Before resuming the second segment, crew chief Paul Wolfe informed Logano one of Wallace’s team members walked over to apologize for the on-track blunder. The 33-year-old almost instantaneously sped up to catch the field and voiced his displeasure by jamming into the rear bumper of the No. 23.

“I got ran in the wall a third time and bent the toe link,” Logano said. “The guys did a great job changing that and staying pretty much on the lead lap and then [we] started to grind our way back through the field. I probably could have done a little better.”

“Just not happy with myself,” Wallace told NBC post race. “Apologies to Joey. I think the important thing to learn here is to not make enemies in race-one when you’re in the playoffs, because they make it hell. I deserve everything I got out there tonight. Just did not execute.”

By the end of Stage Two, all hope appeared to be lost for the No. 22 team, who took the green-and-white-checkered in 27th with 135 laps to go.

As any championship-caliber team does, Logano and his crew kept their composure and rallied to finish 12th as the fourth-best Ford in the field behind Chris Buescher (third), Brad Keselowski (sixth) and teammate Ryan Blaney (ninth).

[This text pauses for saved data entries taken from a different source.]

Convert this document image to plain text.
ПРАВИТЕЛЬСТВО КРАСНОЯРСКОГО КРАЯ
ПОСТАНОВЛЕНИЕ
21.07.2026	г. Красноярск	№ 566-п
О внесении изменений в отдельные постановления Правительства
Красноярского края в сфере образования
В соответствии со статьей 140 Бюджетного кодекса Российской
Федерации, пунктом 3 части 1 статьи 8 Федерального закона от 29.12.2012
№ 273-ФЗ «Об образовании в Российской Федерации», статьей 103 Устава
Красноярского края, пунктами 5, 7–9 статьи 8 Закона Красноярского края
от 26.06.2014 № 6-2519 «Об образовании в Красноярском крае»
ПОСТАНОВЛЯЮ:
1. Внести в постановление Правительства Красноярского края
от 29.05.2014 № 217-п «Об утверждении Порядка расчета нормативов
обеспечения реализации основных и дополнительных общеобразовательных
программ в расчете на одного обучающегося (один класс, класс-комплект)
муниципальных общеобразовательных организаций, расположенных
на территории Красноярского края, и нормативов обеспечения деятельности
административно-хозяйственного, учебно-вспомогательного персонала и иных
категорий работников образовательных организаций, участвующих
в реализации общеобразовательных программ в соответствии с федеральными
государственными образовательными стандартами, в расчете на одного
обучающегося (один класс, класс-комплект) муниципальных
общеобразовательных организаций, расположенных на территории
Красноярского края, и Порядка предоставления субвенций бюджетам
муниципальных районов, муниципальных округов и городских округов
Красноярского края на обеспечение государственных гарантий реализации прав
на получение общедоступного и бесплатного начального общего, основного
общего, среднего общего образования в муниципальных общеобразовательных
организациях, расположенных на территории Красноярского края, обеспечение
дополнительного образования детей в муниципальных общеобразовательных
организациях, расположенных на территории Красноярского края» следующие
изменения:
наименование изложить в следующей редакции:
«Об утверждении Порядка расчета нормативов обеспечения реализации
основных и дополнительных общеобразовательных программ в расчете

At the end of the day, the No. 22 team was able to limit the bleeding in an otherwise hellish start to their quest for a third championship. Logano entered the Round of 16 as the 11-seed one-point above the cutoff. He finds himself in the same position, only now three points to the good.

Unable to capitalize on stage points, Logano wound up with 25 total points leaving the Southern 500 – 11th-most of the 16 drivers to qualify for the postseason. Luckily for him, the four drivers that started Darlington below the cutline (Michael McDowell, Ricky Stenhouse Jr., Kevin Harvick and Wallace) remained there. 

“I probably gave up overall 15 points on the day,” Logano said. “I think we’re [three points] to the good right now, so those 15 would’ve been nice.”

Next up is Kansas Speedway, where Logano has found victory lane three times and finished sixth earlier this season.